Page:History of Australia, Rusden 1897.djvu/542
The encouragement afforded by the government to free settlers contrasted strongly with the animosity displayed towards them by Macquarie.
Macquarie had been jealous with regard to the occupation of the interior. He allowed no one to depasture stock in the "new country" without special authority from himself. He did not perceive what was afterwards clear to Gibbon Wakefield, that, so long as the government might retain the freehold for sale at a fitting price, it was beneficial to all that the annual grasses should be converted into a means of prosperity. But he could not watch his ever-widening frontier; and a class of men, many of them labourers who had been convicts, strayed across it, and, in secluded gullies, built huts, planted gardens, and kept a few cattle, whose numbers were unnaturally increased by theft. Nor were cattle the only objects of rapine. These lawless occupiers were called "squatters." In the course of about twenty years the term was transferred to all those who lawfully occupied Crown lands under temporary licenses, which were readily granted by Sir T. Brisbane to the free settlers who migrated to the colony after the departure of Macquarie and the publication of Bigge's Reports.
Brisbane made no effort to prevent injustice and brutality towards the natives. Settlers who were disposed to treat them kindly could do so. Those otherwise inclined did as they listed. In June 1824, Brisbane told the Secretary of State that he proposed to raise a troop of cavalry at Bathurst to coerce the natives who had been committing outrages. He did not say that the convict servants of the settlers had provoked them. But he did say that seven of those servants had been slain.

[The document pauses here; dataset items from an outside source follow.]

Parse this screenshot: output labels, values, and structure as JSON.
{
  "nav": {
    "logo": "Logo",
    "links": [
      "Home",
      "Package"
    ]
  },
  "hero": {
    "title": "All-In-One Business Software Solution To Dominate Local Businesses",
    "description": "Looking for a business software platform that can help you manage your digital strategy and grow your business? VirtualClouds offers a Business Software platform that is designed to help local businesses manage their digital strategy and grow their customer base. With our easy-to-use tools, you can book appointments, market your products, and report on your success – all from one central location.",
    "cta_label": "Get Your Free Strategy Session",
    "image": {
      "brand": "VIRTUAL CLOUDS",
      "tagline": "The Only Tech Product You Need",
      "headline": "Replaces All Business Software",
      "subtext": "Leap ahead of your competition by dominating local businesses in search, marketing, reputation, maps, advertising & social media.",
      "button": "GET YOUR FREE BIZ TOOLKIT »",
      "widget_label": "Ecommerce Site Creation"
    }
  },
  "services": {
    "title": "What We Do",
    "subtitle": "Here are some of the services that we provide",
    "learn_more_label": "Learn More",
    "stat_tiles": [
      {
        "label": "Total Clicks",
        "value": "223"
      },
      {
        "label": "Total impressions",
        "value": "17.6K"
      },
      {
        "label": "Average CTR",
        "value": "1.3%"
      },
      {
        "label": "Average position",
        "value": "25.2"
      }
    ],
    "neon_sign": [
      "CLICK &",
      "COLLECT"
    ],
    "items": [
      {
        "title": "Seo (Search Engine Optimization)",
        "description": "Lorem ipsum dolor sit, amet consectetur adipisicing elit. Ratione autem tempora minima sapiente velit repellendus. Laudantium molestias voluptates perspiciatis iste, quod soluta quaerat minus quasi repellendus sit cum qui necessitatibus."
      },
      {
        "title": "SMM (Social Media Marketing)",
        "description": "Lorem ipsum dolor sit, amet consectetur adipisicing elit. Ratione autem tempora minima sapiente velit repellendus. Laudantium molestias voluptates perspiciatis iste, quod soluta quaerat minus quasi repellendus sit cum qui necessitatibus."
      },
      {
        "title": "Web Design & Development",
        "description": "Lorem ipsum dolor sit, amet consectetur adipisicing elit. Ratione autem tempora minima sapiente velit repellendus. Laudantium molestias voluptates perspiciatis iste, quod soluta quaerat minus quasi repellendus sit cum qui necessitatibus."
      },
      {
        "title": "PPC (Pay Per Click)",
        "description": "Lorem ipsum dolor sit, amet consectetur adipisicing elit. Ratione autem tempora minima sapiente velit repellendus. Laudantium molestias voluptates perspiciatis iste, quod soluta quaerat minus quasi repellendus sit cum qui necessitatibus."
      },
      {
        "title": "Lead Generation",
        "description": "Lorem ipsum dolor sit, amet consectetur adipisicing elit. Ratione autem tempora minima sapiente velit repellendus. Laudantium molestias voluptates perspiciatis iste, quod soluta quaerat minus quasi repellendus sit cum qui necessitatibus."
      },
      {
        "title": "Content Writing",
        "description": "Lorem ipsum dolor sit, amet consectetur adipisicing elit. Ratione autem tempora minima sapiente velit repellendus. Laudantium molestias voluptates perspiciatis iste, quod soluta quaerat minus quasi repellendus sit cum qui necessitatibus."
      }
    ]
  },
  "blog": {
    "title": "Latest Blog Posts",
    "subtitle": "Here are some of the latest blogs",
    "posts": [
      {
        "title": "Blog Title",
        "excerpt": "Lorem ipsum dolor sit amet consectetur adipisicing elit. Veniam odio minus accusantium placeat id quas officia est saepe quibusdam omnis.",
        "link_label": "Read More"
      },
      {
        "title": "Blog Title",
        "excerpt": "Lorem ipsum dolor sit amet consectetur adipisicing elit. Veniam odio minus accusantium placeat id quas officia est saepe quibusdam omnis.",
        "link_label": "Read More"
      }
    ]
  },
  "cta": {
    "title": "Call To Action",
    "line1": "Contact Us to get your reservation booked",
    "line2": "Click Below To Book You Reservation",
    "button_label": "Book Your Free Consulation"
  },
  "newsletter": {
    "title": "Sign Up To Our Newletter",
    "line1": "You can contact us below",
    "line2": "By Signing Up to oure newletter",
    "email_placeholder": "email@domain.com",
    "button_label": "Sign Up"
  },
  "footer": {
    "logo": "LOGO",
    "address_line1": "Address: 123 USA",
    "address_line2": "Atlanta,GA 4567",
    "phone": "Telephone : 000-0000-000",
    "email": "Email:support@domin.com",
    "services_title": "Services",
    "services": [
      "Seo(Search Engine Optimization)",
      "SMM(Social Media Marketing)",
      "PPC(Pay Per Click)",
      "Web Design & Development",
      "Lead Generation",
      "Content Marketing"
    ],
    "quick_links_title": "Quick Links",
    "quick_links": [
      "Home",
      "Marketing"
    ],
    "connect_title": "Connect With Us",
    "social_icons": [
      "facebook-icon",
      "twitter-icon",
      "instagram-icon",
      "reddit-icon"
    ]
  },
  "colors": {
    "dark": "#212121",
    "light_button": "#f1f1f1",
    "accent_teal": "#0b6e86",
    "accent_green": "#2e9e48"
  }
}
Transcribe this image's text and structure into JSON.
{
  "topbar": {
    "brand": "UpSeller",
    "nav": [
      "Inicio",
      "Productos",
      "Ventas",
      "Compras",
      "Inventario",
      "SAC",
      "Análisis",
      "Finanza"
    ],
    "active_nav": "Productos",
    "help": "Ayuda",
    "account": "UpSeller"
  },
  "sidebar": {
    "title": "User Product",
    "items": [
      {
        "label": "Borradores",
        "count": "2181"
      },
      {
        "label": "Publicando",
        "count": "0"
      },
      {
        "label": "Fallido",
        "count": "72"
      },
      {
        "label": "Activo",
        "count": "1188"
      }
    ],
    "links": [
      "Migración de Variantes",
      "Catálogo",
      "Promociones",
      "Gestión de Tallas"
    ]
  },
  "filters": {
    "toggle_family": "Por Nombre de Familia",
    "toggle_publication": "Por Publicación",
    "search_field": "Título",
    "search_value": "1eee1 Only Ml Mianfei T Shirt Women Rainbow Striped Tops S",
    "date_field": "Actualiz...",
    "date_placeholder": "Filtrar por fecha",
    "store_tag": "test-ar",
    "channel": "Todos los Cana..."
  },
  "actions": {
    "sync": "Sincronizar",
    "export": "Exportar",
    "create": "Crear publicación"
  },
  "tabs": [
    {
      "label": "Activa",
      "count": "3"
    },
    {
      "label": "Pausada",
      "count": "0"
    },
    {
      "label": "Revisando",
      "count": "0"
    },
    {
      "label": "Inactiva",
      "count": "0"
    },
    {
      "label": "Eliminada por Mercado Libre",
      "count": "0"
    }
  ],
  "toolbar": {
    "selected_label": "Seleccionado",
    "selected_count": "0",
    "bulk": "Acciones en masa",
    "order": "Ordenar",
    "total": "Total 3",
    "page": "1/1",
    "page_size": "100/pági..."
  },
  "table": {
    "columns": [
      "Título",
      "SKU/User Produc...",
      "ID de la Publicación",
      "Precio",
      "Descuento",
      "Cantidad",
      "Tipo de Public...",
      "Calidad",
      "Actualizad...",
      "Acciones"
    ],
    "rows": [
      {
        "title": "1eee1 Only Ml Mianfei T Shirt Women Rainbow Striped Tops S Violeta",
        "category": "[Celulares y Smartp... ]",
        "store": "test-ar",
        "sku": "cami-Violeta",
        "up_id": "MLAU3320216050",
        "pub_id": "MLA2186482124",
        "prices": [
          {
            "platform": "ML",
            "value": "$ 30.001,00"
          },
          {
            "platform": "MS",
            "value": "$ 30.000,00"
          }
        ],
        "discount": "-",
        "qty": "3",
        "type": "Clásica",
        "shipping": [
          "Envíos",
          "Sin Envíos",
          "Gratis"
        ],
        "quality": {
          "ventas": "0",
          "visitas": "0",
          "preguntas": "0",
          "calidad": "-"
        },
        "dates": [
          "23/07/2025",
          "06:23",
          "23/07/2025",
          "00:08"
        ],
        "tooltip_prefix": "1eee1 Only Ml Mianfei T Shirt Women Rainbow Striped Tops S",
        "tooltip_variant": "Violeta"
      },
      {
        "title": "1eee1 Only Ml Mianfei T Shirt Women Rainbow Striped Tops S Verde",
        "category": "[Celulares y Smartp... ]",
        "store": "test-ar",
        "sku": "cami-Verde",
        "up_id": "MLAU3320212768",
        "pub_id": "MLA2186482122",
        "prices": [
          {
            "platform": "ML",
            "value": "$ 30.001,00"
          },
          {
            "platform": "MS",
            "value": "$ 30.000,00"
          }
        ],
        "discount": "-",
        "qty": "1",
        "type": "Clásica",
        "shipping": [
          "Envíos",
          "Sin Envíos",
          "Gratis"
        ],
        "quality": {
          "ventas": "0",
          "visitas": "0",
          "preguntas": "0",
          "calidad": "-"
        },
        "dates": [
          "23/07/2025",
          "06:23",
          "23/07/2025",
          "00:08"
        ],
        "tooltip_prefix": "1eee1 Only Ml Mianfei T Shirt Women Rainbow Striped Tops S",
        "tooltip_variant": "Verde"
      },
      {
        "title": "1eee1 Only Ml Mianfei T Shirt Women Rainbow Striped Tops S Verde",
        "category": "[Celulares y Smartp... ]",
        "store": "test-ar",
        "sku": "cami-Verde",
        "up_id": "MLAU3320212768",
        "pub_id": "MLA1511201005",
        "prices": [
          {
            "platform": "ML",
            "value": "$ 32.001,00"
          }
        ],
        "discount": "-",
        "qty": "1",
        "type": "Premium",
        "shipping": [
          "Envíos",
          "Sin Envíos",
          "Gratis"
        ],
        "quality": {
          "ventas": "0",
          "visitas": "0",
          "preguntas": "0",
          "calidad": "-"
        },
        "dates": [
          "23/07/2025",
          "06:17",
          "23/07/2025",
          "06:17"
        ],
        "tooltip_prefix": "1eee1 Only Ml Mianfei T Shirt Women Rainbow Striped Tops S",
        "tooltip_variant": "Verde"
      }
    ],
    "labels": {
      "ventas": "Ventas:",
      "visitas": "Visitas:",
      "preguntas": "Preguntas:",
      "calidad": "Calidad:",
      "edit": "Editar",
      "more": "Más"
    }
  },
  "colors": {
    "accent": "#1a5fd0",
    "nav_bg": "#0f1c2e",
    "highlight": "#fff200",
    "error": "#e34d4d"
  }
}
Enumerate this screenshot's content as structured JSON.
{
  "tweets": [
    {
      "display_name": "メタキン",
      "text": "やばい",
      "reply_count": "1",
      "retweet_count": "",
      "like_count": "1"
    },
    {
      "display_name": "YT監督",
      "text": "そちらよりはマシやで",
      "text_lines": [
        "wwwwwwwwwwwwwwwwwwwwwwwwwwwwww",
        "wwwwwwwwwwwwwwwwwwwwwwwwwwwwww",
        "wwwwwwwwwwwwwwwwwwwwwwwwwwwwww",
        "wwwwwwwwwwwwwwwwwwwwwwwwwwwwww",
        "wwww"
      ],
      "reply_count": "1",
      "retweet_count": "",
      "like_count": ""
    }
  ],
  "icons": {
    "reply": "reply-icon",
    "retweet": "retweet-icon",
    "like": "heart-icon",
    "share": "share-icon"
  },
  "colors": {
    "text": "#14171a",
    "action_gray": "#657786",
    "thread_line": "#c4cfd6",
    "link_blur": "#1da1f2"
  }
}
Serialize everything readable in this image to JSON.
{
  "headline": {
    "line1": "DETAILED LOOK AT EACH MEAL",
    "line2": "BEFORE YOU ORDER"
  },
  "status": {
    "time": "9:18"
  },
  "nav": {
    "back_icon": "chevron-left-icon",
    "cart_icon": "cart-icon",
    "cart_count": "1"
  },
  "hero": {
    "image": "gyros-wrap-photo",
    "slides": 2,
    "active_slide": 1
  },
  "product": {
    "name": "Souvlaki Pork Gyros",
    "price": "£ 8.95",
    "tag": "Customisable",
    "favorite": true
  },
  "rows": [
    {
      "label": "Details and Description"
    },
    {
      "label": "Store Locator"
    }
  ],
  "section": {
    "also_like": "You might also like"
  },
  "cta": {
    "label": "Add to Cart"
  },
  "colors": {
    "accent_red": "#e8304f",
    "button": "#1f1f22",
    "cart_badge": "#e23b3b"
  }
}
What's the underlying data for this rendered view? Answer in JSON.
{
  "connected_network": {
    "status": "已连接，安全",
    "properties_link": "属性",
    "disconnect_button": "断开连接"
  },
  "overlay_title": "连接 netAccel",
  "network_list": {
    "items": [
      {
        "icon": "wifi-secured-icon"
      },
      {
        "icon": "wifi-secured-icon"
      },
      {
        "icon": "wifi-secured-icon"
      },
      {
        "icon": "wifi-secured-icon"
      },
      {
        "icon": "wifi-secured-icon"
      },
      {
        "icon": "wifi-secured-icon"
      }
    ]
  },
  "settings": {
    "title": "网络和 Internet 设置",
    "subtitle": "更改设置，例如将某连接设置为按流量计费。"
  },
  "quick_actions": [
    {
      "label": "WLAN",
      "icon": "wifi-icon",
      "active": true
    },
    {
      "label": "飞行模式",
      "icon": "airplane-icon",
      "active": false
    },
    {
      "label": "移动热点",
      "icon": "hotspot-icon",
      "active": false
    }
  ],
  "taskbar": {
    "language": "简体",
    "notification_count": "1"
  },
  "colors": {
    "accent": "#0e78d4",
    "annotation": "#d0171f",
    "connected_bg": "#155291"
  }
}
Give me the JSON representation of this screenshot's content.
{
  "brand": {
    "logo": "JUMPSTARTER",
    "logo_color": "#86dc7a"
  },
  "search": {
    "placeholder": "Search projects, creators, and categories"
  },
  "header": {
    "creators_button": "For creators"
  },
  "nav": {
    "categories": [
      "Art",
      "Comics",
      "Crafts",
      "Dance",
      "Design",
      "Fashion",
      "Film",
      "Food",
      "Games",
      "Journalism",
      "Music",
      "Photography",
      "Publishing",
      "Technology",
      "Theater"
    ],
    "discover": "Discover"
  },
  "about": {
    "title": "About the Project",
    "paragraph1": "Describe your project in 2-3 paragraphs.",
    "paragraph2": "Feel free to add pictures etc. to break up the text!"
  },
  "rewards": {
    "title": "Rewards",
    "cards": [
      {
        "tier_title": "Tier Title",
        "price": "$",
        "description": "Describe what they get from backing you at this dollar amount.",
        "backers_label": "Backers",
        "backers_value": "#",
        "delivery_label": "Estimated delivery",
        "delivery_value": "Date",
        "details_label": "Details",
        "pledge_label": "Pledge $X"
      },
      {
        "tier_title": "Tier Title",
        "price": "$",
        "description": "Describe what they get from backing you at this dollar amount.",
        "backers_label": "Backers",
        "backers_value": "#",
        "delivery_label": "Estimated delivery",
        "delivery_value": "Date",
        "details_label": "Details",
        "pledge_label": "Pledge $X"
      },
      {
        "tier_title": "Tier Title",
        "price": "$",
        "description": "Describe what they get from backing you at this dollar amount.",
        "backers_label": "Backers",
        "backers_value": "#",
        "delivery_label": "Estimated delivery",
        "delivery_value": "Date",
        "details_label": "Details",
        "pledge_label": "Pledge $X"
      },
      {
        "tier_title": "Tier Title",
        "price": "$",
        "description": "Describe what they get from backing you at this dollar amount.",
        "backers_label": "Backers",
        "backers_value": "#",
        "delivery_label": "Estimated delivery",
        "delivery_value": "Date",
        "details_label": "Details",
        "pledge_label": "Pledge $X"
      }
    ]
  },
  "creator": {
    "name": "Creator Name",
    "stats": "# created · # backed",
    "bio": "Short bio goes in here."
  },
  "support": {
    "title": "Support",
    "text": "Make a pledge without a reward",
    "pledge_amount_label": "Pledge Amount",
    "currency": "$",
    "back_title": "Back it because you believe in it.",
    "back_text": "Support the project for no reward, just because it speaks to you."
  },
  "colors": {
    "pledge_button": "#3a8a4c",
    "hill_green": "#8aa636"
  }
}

In Aug. he proclaimed martial law "in all the country westward of Mount York." Accordingly, in all that country the natives were shot like wild beasts. The thing was not done in a corner. The Sydney Gazette (30th Sept.) published an account of the killing of sixteen blacks by an overseer and two stockmen. Five hundred acres of land were offered for the capture of "Saturday."[1] After four
- ↑ In after years there were statements which professed to report circumstantially the manner of Saturday's capture and death. In the 1st edition of this work those statements were quoted. The Hon. W. H.